Employers are encouraged to conduct a return to work discussion with the employee on their return from sick leave, draw up a return to work plan and monitor this periodically. “This plan should factor in current medical advice on the employee’s condition and capabilities, assess any potential risks and allow for a phased return to work.” Sachs says the reintegration process could include potential change of work load, re-allocation of non-essential tasks, allowing for flexibility in start and finish times or if feasible allow working from home.

For employers without HR support, the burden of managing cancer survivors often falls on the line manager. “It is then incumbent on the organisation to provide support to the line manager in the form of training and coaching,” she points out. For employers with wellness programmes, due to the increase in cancer cases there is increasing focus on the health assessments, screenings, good on-site food choices, incentives to stop smoking and disease management programmes.
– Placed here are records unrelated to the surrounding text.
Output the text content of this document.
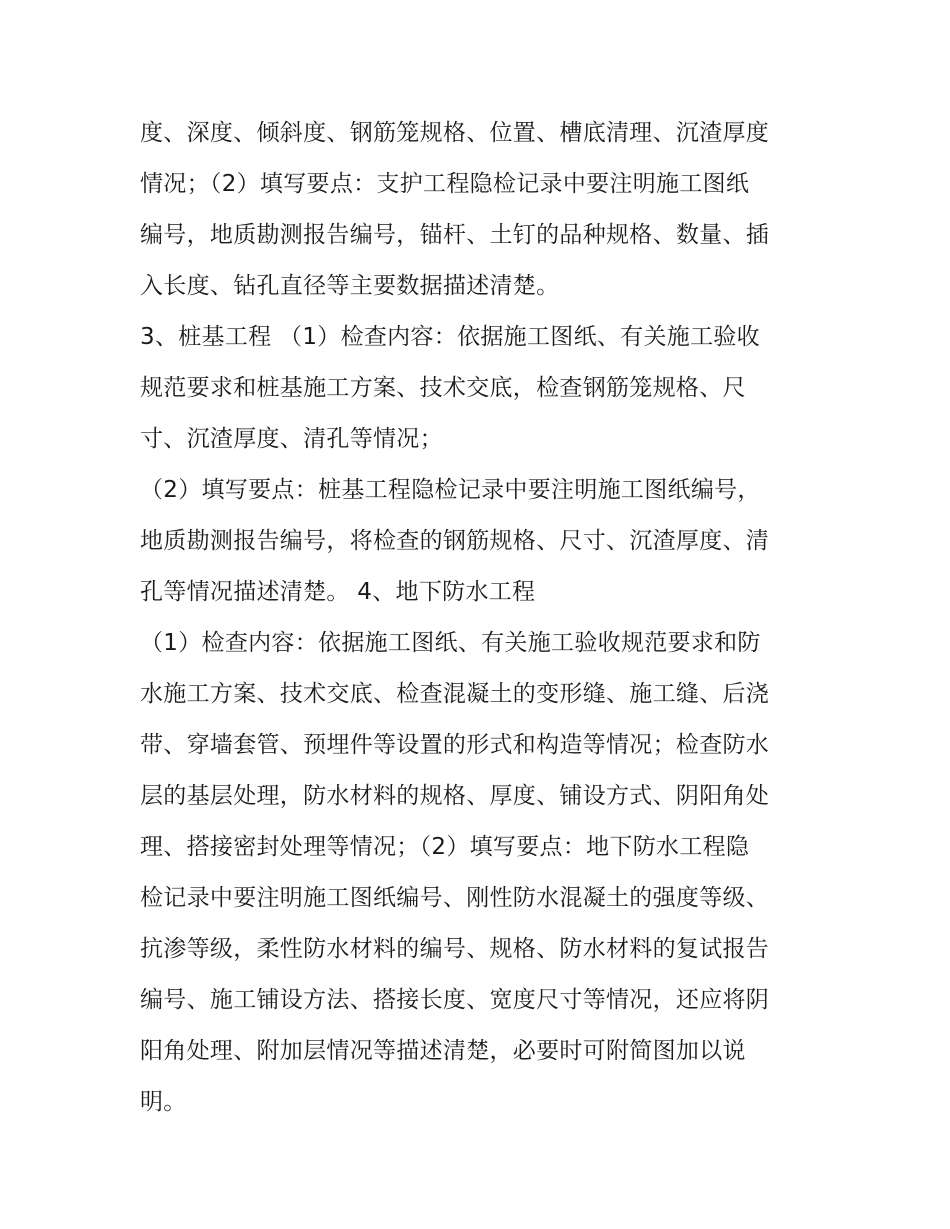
度、深度、倾斜度、钢筋笼规格、位置、槽底清理、沉渣厚度
情况；（2）填写要点：支护工程隐检记录中要注明施工图纸
编号，地质勘测报告编号，锚杆、土钉的品种规格、数量、插
入长度、钻孔直径等主要数据描述清楚。
3、桩基工程 （1）检查内容：依据施工图纸、有关施工验收
规范要求和桩基施工方案、技术交底，检查钢筋笼规格、尺
寸、沉渣厚度、清孔等情况；
（2）填写要点：桩基工程隐检记录中要注明施工图纸编号，
地质勘测报告编号，将检查的钢筋规格、尺寸、沉渣厚度、清
孔等情况描述清楚。 4、地下防水工程
（1）检查内容：依据施工图纸、有关施工验收规范要求和防
水施工方案、技术交底、检查混凝土的变形缝、施工缝、后浇
带、穿墙套管、预埋件等设置的形式和构造等情况；检查防水
层的基层处理，防水材料的规格、厚度、铺设方式、阴阳角处
理、搭接密封处理等情况；（2）填写要点：地下防水工程隐
检记录中要注明施工图纸编号、刚性防水混凝土的强度等级、
抗渗等级，柔性防水材料的编号、规格、防水材料的复试报告
编号、施工铺设方法、搭接长度、宽度尺寸等情况，还应将阴
阳角处理、附加层情况等描述清楚，必要时可附简图加以说
明。
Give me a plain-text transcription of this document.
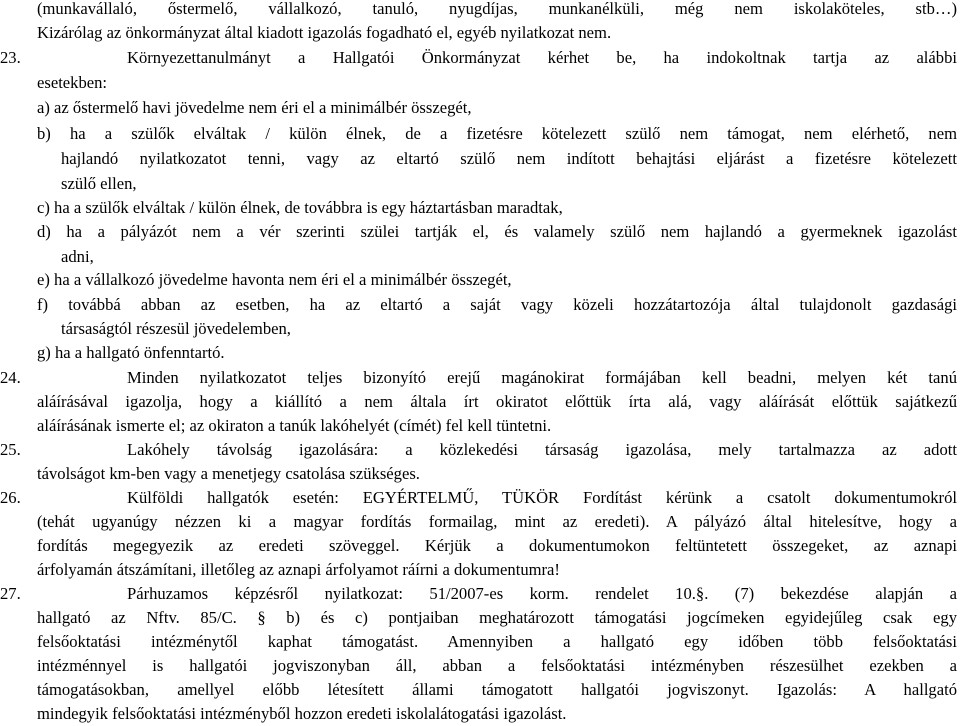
(munkavállaló, őstermelő, vállalkozó, tanuló, nyugdíjas, munkanélküli, még nem iskolaköteles, stb…)
Kizárólag az önkormányzat által kiadott igazolás fogadható el, egyéb nyilatkozat nem.
23.	Környezettanulmányt a Hallgatói Önkormányzat kérhet be, ha indokoltnak tartja az alábbi
esetekben:
a) az őstermelő havi jövedelme nem éri el a minimálbér összegét,
b) ha a szülők elváltak / külön élnek, de a fizetésre kötelezett szülő nem támogat, nem elérhető, nem
hajlandó nyilatkozatot tenni, vagy az eltartó szülő nem indított behajtási eljárást a fizetésre kötelezett
szülő ellen,
c) ha a szülők elváltak / külön élnek, de továbbra is egy háztartásban maradtak,
d) ha a pályázót nem a vér szerinti szülei tartják el, és valamely szülő nem hajlandó a gyermeknek igazolást
adni,
e) ha a vállalkozó jövedelme havonta nem éri el a minimálbér összegét,
f) továbbá abban az esetben, ha az eltartó a saját vagy közeli hozzátartozója által tulajdonolt gazdasági
társaságtól részesül jövedelemben,
g) ha a hallgató önfenntartó.
24.	Minden nyilatkozatot teljes bizonyító erejű magánokirat formájában kell beadni, melyen két tanú
aláírásával igazolja, hogy a kiállító a nem általa írt okiratot előttük írta alá, vagy aláírását előttük sajátkezű
aláírásának ismerte el; az okiraton a tanúk lakóhelyét (címét) fel kell tüntetni.
25.	Lakóhely távolság igazolására: a közlekedési társaság igazolása, mely tartalmazza az adott
távolságot km-ben vagy a menetjegy csatolása szükséges.
26.	Külföldi hallgatók esetén: EGYÉRTELMŰ, TÜKÖR Fordítást kérünk a csatolt dokumentumokról
(tehát ugyanúgy nézzen ki a magyar fordítás formailag, mint az eredeti). A pályázó által hitelesítve, hogy a
fordítás megegyezik az eredeti szöveggel. Kérjük a dokumentumokon feltüntetett összegeket, az aznapi
árfolyamán átszámítani, illetőleg az aznapi árfolyamot ráírni a dokumentumra!
27.	Párhuzamos képzésről nyilatkozat: 51/2007-es korm. rendelet 10.§. (7) bekezdése alapján a
hallgató az Nftv. 85/C. § b) és c) pontjaiban meghatározott támogatási jogcímeken egyidejűleg csak egy
felsőoktatási intézménytől kaphat támogatást. Amennyiben a hallgató egy időben több felsőoktatási
intézménnyel is hallgatói jogviszonyban áll, abban a felsőoktatási intézményben részesülhet ezekben a
támogatásokban, amellyel előbb létesített állami támogatott hallgatói jogviszonyt. Igazolás: A hallgató
mindegyik felsőoktatási intézményből hozzon eredeti iskolalátogatási igazolást.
Employers should be aware that there is a burden on caregivers.

“Should an employee have a family member who has been diagnosed with cancer there may be an impact on the employee’s productivity and attendance in the work place. In order to retain talent, some employers are providing paid compassionate leave to caregivers, others are providing case management services which could alleviate the burden on the caregiver.”

Sachs says that due to the stated increase in cancer cases, existing policies should be updated and adapted to equip line managers on what to do, provide information to employees and have reasonable accommodation measures that can be placed for cancer survivors. This policy needs to be congruent with existing wellness programmes, company policy on absenteeism, incapacity and disability in the workplace, that the company may already have and should not be a standalone policy.  The insured benefit policy should also be taken into account.

What should employees know about cancer in the workplace

Financial obligations and need are the reason most people have to continue working while receiving cancer treatment.

“Employees should consider taking out insurance benefits that protect against income loss, such as critical illness benefits or an income protector benefit.”, if the company does not have this in place already,” Sachs adds.

Though an employee is not legally bound to tell their employer on diagnosis, they are encouraged to share it for initiation of reasonable accommodation measures.

“As an employee, your role at work is important for your sense of well-being,” she says.  “An Economic Intelligence Unit report has revealed that cancer survivors benefit from their return to work, with a sense of normality, providing a routine and feeling productive despite having to cope with fatigue and other consequences of cancer and its treatment.”